The authors also included an extensive index of the topics covered in the book. Some of the entries in the index are conveniently broken down so that a reader can easily find information on, for example, different kinds of interpretants - dynamical, final, or immediate.
The authors start the book with a short statement of its purpose and content: to introduce the reader to the arguments and concepts uniting the field of semiotics, rather than go into details regarding specific fields, methods, and schools. The authors present semiotic arguments, integrating European and American schools of thought (based on theories of Ferdinand de Saussure and Charles Sanders Pierce, respectively) to the extent that they make the argument clear. I find this goal-oriented approach to be of great advantage to the reader.
The book has several limitations, which the authors explain in the introduction. It is not meant to be a historical or methodological survey of semiotics, but rather a reader-friendly explanation on the way of working with signs of various scopes.
The book meets its goals of being accessible, reader-friendly, and a structurally coherent introduction to the field with argumentation on various levels of sign-treatment. It is actually a good reading in its own right, even though the examples at times venture somewhat far afield.
As a suggestion for improvement, it would have been useful to provide a more in-depth contents of the book. For instance, a sub-chapter of chapter 3, "How does the sign represent something?" has a two-level structure of its own: The indexical sign -- reagents vs. designators Iconic signs Images Diagrams Metaphors Symbolic signs This thorough treatment is not evident from the content, even though sub-entries are still easily found through the index.

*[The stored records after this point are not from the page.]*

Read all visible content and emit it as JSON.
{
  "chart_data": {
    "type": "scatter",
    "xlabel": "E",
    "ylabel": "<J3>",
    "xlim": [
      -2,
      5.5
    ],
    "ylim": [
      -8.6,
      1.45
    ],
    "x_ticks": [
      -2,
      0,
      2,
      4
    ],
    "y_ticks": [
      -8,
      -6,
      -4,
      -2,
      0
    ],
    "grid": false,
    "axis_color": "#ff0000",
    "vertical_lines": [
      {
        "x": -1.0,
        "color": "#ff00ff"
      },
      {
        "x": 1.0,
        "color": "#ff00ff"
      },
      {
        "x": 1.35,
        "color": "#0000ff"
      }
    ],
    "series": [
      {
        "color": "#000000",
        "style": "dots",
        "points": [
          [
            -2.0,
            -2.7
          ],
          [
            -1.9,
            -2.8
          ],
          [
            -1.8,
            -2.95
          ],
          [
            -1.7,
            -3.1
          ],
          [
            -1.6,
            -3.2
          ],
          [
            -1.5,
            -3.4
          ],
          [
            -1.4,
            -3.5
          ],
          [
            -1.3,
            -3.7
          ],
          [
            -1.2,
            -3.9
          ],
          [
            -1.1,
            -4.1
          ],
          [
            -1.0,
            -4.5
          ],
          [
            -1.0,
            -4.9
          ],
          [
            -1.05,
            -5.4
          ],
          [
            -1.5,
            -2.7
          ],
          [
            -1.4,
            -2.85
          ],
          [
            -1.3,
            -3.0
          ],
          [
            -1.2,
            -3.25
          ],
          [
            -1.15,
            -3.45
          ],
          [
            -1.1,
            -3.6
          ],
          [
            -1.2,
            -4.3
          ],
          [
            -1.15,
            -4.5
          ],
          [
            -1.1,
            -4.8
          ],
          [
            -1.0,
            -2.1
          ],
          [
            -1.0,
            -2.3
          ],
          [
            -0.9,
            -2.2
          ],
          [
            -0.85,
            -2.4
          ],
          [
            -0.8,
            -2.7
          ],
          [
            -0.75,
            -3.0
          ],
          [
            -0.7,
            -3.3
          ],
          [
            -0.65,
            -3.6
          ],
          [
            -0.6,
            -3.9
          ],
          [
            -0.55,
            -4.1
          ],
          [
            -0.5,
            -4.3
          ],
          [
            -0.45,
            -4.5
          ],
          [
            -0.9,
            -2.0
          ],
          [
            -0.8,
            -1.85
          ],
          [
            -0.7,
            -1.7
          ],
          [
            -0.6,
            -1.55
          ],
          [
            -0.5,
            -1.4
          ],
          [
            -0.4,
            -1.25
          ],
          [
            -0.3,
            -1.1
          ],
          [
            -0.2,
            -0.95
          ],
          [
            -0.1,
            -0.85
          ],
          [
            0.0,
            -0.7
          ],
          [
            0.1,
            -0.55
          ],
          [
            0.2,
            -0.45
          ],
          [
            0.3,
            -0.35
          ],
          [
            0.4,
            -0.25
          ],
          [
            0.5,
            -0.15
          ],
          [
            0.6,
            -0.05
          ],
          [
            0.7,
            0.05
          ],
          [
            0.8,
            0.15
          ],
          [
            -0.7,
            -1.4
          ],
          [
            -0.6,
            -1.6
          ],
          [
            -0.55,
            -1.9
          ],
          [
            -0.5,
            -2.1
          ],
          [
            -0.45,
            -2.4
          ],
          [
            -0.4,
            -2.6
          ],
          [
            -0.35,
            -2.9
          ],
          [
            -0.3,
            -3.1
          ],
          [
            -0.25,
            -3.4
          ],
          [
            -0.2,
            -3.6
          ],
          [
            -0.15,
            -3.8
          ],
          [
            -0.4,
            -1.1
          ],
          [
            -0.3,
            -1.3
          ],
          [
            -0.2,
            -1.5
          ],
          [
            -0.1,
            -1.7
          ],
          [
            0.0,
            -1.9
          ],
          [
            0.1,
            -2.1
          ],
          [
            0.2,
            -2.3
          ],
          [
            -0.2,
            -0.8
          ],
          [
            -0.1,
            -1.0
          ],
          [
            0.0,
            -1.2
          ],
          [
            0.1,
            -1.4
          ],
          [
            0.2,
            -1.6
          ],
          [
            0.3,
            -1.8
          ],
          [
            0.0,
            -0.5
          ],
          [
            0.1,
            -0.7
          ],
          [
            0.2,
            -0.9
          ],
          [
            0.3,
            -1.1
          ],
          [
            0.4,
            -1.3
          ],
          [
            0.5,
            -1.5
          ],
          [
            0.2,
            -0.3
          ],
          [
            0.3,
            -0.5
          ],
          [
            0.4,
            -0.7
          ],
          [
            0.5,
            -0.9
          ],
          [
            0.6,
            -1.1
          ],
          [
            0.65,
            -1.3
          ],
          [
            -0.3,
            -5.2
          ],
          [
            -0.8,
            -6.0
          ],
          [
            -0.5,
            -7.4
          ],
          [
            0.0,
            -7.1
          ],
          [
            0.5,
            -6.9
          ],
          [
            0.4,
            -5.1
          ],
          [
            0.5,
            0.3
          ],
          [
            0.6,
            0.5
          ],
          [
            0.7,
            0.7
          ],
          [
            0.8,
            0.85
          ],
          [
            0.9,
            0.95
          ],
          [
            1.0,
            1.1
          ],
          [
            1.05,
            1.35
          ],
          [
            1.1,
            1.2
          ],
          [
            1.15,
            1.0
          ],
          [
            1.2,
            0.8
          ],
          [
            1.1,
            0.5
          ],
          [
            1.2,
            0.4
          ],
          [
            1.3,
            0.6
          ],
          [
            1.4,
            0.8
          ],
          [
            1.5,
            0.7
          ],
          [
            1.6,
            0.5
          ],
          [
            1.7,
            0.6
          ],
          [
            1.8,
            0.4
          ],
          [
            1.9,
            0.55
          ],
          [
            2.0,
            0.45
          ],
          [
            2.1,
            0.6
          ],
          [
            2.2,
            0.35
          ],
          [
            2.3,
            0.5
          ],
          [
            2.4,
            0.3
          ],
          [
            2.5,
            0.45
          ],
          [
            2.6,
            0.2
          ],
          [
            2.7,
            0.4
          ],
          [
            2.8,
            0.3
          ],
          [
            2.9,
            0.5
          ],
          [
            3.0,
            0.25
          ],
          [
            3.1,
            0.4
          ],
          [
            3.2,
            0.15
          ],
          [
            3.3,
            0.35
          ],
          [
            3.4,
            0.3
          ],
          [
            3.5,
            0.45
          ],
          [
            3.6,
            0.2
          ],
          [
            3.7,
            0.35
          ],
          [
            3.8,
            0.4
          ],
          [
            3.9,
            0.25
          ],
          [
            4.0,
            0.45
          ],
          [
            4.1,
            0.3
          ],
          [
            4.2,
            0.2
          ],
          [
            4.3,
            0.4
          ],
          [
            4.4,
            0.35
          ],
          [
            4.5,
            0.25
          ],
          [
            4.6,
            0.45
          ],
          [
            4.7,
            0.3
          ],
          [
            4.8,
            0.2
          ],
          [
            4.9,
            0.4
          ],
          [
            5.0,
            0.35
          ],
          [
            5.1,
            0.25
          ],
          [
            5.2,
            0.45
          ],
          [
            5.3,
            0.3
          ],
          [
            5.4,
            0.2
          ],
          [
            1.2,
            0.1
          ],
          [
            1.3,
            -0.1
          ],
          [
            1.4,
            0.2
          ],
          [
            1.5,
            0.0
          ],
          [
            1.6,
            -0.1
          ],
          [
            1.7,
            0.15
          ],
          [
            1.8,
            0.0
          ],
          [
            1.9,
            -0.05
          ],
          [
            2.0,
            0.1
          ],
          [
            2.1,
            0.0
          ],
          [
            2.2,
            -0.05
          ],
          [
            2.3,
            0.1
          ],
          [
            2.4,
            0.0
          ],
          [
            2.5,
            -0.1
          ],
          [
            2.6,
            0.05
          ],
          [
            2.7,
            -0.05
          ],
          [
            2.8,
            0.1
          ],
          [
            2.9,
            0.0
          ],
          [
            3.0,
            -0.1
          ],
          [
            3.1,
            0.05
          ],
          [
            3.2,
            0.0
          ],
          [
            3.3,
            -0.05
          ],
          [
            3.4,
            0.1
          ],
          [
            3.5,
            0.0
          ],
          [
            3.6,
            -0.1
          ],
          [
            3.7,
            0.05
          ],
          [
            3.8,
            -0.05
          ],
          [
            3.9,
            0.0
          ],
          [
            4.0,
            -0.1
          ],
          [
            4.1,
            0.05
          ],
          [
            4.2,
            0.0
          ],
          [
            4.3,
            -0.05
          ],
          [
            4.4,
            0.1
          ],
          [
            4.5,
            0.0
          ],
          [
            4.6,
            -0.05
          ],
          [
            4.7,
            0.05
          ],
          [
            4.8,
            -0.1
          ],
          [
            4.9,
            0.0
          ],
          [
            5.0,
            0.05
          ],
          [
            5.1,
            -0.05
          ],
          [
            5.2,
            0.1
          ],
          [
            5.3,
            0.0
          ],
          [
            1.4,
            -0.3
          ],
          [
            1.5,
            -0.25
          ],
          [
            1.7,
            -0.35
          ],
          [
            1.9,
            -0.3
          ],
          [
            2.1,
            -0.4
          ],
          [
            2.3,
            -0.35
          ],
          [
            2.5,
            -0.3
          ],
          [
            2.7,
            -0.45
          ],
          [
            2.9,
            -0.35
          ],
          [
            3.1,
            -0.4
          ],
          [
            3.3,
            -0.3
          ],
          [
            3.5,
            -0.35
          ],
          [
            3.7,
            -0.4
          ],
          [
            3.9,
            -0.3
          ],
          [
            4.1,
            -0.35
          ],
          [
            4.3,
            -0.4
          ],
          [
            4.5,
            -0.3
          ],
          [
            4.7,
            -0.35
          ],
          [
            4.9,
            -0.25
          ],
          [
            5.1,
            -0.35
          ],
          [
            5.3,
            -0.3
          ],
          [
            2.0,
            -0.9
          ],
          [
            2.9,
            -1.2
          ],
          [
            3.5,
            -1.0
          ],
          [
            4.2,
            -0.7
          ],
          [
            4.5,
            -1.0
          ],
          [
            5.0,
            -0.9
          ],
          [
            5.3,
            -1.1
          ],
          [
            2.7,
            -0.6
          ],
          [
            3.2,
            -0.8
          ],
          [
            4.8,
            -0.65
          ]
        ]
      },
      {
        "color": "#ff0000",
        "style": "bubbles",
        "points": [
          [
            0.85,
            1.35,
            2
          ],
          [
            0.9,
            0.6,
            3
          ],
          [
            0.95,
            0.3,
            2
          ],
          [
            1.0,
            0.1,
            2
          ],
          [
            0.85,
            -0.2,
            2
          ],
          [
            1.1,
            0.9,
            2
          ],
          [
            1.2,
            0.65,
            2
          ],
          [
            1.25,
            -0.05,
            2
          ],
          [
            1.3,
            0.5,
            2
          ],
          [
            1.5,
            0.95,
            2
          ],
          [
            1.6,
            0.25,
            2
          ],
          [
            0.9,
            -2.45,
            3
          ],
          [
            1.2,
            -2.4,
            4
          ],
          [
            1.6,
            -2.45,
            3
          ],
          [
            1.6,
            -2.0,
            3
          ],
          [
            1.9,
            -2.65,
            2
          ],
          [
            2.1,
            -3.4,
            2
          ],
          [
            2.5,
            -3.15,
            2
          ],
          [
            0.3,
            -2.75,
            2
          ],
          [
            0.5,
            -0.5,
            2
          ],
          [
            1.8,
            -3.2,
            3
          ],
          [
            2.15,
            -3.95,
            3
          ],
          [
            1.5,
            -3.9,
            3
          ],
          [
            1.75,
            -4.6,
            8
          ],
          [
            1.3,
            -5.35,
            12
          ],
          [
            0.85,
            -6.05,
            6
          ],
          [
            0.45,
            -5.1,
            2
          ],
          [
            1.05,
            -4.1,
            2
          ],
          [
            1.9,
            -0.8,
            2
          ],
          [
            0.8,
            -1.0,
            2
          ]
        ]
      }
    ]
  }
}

To summarize the book's merits, it gives a good survey of the field's development and approaches (as the authors themselves put it, "the present book is situated in an already existing semiotic landscape"). Although there are quite a number of books treating particular aspects of the subject of semiotics in a more comprehensive and detailed manner, this particular book is notable for the accessibility in its treatment of the subject and for its particularly practical approach. It is addressed not only to specialists in language, literature, and culture, but also to wider audiences, interested in human interaction with signs.
ABOUT THE REVIEWER:
ABOUT THE REVIEWER Evguenia Malaia is a Ph.D. student at Purdue University. Her main interests include computational linguistics, ontological semantics, psycholinguistics, and semiotics. She has graduated from Chuvash State Pedagogical University, Russia, with a degree in Applied Linguistics in 2001.